Serial arrests of journalists in Azerbaijan (2023–2025) occurred from November 2023, targeting independent media outlets in Azerbaijan. Several criminal cases were initiated following a similar pattern.

On November 20, 2023, the head of AbzasMedia, Ulvi Hasanli, and project coordinator Mahammad Kekalov were arrested; on November 21, the editor-in-chief of AbzasMedia, Sevinj Abbasova (Vagifgizi); on November 28, the head of the YouTube channel Kanal13, Aziz Orujov; on November 30, AbzasMedia reporter Nargiz Absalamova; on December 12, the head of the YouTube channel Kanal11, Teymur Karimov; on December 13, the editor of the economic department of the Turan Information Agency, Hafiz Babali; on January 14, 2024, AbzasMedia reporter Elnara Gasimova; on March 6–8, video editor of Toplum TV, Mushfig Jabbarov, and co-founder of Toplum TV, Alasgar Mammadli; on April 18, the head of the website Meclisinfo, Imran Aliyev; on May 30, Radio Free Europe/Radio Liberty employee Farid Mehralizade; on December 6, the editor-in-chief of Meydan TV, Aynur Ganbarova (Elgunesh), reporters Aysel Umudova, Aytaj Ahmadova (Tapdig), Khayala Aghayeva, and Ramin Jabrayilzade (Deko), and journalist Natig Javadli; on January 17, 2025, Toplum TV reporter Farid Ismayilov; on February 6, Meydan TV editor Shamshad Agha and Toplum TV editor Shahnaz Huseynova (Beylargizi); on February 20, independent reporter Nurlan Gahramanli (Libre); on March 1, independent reporter Fatima Movlamli; on May 7, Voice of America journalist Ulviyya Guliyeva (Ali); and on August 28, independent photojournalist Ahmed Mukhtar were arrested.

Criminal proceedings were initiated against the detained media executives under Article 206.3.2 of the Criminal Code of Azerbaijan.

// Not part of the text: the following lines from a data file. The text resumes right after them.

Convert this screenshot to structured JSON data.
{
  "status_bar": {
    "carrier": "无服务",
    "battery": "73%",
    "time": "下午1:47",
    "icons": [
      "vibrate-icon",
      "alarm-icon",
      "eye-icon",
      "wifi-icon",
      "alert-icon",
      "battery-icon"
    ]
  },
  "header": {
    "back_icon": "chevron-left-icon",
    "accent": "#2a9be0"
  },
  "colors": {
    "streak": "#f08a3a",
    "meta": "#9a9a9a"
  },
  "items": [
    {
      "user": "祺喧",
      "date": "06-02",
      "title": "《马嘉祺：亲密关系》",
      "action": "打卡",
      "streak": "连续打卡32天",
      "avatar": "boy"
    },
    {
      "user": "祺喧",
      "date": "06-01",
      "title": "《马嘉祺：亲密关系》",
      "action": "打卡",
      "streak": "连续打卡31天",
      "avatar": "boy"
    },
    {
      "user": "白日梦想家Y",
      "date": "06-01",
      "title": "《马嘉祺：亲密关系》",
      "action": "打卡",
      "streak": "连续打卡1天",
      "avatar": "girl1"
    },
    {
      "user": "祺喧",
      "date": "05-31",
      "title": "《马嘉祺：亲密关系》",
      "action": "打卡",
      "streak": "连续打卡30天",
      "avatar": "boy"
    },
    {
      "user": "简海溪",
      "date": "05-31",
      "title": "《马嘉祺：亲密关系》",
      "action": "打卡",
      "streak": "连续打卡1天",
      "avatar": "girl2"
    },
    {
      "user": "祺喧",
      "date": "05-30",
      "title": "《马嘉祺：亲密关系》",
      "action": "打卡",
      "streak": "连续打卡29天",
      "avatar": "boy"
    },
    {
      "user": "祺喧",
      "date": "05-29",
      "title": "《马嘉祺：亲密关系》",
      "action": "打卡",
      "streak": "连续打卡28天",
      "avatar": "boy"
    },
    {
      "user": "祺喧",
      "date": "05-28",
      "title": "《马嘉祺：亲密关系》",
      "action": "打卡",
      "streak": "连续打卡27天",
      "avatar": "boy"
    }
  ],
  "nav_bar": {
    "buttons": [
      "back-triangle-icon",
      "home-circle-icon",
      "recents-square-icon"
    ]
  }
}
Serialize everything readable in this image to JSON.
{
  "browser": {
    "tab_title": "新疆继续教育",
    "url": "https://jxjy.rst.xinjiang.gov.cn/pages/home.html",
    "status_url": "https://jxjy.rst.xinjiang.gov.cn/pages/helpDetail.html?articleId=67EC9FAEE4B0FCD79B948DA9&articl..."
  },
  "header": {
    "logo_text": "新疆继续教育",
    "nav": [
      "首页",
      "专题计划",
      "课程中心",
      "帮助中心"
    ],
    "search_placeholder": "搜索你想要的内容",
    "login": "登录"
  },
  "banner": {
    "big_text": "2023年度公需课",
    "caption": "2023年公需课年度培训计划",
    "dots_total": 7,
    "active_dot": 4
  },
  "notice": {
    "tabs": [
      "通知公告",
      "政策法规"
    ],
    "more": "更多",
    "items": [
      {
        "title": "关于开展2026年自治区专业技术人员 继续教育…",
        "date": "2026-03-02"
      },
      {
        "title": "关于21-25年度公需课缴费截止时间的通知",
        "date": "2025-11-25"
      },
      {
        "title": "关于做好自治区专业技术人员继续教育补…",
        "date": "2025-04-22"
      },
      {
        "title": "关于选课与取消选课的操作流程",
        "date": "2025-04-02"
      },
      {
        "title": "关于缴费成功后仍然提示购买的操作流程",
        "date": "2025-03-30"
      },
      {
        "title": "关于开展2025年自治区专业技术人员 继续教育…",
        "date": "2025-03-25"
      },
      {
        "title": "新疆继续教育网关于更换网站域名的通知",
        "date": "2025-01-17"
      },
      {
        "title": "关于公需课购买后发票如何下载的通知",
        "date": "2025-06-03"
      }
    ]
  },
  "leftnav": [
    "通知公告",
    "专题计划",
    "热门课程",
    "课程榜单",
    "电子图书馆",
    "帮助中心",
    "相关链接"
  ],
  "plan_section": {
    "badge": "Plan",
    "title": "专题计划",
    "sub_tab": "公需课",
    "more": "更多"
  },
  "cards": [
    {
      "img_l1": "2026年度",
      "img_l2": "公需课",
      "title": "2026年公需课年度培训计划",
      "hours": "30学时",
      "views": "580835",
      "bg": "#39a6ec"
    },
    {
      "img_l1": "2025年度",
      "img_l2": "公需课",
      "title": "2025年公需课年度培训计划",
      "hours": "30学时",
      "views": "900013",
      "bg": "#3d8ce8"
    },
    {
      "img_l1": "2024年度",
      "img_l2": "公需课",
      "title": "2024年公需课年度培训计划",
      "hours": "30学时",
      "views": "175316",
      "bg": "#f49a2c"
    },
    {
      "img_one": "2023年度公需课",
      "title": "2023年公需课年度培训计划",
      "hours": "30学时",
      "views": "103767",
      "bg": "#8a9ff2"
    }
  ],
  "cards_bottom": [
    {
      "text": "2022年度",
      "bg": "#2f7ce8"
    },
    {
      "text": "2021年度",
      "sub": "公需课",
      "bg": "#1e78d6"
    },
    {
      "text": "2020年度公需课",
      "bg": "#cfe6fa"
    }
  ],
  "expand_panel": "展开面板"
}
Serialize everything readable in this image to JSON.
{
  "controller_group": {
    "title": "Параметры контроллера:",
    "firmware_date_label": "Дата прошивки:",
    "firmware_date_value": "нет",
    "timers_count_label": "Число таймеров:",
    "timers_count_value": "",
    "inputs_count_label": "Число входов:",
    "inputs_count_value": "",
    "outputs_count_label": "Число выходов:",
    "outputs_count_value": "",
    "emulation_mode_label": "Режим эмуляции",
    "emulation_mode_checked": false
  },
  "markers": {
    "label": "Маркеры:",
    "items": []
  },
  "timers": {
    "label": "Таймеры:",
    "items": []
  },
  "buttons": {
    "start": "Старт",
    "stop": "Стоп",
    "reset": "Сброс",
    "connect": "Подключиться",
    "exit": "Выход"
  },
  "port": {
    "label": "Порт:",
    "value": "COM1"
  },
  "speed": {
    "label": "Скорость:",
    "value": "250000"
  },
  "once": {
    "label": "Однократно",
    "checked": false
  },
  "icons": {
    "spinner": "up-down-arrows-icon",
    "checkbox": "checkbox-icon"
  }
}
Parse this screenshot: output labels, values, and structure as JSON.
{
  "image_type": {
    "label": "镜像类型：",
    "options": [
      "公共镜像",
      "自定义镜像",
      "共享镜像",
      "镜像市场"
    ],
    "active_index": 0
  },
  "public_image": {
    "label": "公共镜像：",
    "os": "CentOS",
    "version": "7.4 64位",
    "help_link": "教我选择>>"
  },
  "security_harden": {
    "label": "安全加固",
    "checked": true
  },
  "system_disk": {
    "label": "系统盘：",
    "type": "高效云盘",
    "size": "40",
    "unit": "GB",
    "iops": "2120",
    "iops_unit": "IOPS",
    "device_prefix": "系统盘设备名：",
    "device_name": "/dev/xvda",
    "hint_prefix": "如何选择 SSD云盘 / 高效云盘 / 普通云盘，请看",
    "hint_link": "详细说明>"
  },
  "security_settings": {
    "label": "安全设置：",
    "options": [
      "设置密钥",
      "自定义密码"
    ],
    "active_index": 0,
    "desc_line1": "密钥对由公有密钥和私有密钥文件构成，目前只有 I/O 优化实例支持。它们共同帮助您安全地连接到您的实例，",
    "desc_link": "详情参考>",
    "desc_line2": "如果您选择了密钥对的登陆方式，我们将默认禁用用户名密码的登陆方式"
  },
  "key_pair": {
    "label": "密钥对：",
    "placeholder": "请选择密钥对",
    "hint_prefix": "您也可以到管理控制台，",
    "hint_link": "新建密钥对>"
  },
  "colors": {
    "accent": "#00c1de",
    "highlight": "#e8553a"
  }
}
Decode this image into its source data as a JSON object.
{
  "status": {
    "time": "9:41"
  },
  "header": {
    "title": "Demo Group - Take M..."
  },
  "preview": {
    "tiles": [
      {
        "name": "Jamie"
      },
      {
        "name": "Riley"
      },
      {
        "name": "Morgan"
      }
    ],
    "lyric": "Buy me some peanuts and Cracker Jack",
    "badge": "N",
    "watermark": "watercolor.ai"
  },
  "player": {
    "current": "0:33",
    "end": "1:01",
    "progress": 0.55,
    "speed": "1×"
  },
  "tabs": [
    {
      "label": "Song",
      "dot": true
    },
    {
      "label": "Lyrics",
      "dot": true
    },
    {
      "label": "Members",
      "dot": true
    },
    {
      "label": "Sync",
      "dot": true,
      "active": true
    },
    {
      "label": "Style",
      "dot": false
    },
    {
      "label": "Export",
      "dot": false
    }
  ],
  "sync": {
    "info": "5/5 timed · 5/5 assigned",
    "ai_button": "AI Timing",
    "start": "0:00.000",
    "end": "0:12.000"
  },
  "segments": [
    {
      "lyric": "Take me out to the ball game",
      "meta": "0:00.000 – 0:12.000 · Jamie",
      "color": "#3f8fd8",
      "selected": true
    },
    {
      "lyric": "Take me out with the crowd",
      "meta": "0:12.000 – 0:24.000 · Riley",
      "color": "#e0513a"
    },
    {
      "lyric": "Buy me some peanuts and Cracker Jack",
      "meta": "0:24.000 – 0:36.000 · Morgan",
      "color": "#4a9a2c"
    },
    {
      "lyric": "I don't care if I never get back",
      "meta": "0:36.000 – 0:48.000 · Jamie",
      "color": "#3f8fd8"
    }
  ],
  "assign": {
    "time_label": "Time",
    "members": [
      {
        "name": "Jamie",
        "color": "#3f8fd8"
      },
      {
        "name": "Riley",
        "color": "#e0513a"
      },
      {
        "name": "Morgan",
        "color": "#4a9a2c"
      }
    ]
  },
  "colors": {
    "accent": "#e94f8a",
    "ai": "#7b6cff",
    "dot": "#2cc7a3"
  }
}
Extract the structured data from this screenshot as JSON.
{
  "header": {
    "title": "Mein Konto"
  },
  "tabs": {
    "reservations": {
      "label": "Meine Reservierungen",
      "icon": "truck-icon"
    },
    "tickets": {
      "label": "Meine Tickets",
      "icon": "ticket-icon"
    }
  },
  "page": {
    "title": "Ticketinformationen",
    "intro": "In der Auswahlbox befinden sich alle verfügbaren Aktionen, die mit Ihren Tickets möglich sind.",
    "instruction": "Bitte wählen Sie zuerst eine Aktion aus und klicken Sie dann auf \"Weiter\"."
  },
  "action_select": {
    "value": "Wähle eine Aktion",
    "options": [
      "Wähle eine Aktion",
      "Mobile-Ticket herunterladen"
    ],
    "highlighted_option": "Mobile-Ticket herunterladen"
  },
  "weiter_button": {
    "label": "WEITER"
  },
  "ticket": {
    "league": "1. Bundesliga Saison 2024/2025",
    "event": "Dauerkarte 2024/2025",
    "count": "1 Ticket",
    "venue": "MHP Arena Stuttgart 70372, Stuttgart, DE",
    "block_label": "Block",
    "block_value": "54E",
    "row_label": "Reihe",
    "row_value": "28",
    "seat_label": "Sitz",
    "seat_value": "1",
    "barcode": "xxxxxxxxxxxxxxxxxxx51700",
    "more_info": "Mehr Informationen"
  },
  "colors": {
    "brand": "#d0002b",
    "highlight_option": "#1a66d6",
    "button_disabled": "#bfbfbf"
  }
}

Subsequently, other media workers were also implicated in the same case. A preliminary investigation was conducted by the Main Department of the Baku City Police, and as a result, journalists were charged under additional articles of the Criminal Code, including illegal entrepreneurship involving large-scale income committed by an organized group, legalization of property obtained through criminal means on a significant scale, smuggling committed by an organized group, tax evasion committed by an organized group, document forgery, use of forged documents, and employing workers without formal labor contracts.

Between 2023 and 2025, at least 110 individuals were questioned as witnesses by the Investigation Department of the Main Department of the Baku City Police of the Ministry of Internal Affairs in connection with criminal cases against AbzasMedia, Toplum TV, and Meydan TV. Those questioned included not only journalists, but also their family members, friends, landlords of apartments used as offices, and taxi drivers whose services the arrested individuals had used. Most witnesses later retracted their testimonies during court proceedings, stating that they had been pressured to testify.

During the wave of arrests, family members of the detained journalists, as well as civil society activists and journalists, were banned from leaving the country. The State Border Service informed most of them that their departure had been restricted by a decision of the Ministry of Internal Affairs. However, the activists had not been notified of this decision in advance; they only learned about it at the airport while attempting to cross the state border. Human rights defenders and lawyers considered these restrictions unjustified.

The arrests were discussed both domestically and internationally. The President of Azerbaijan, Ilham Aliyev, stated that freedom of speech is guaranteed in the country and that those arrested were detained not for journalistic activity, but for illegal financing. Opposition leaders and civil society activists described these events as a suppression of press freedom. International human rights organizations referred to the detainees as “political prisoners” and called on the Azerbaijani authorities to immediately and unconditionally release them.

== Background ==
According to a report by the organization Reporters Without Borders (RSF), Azerbaijan is among the countries where the state of press freedom is considered critical: President Ilham Aliyev, having eliminated any semblance of pluralism, has been waging an uncompromising campaign against all remaining critics since 2014. According to the organization's report, Azerbaijan ranked 154th in the Press Freedom Index in 2022 and 151st in 2023.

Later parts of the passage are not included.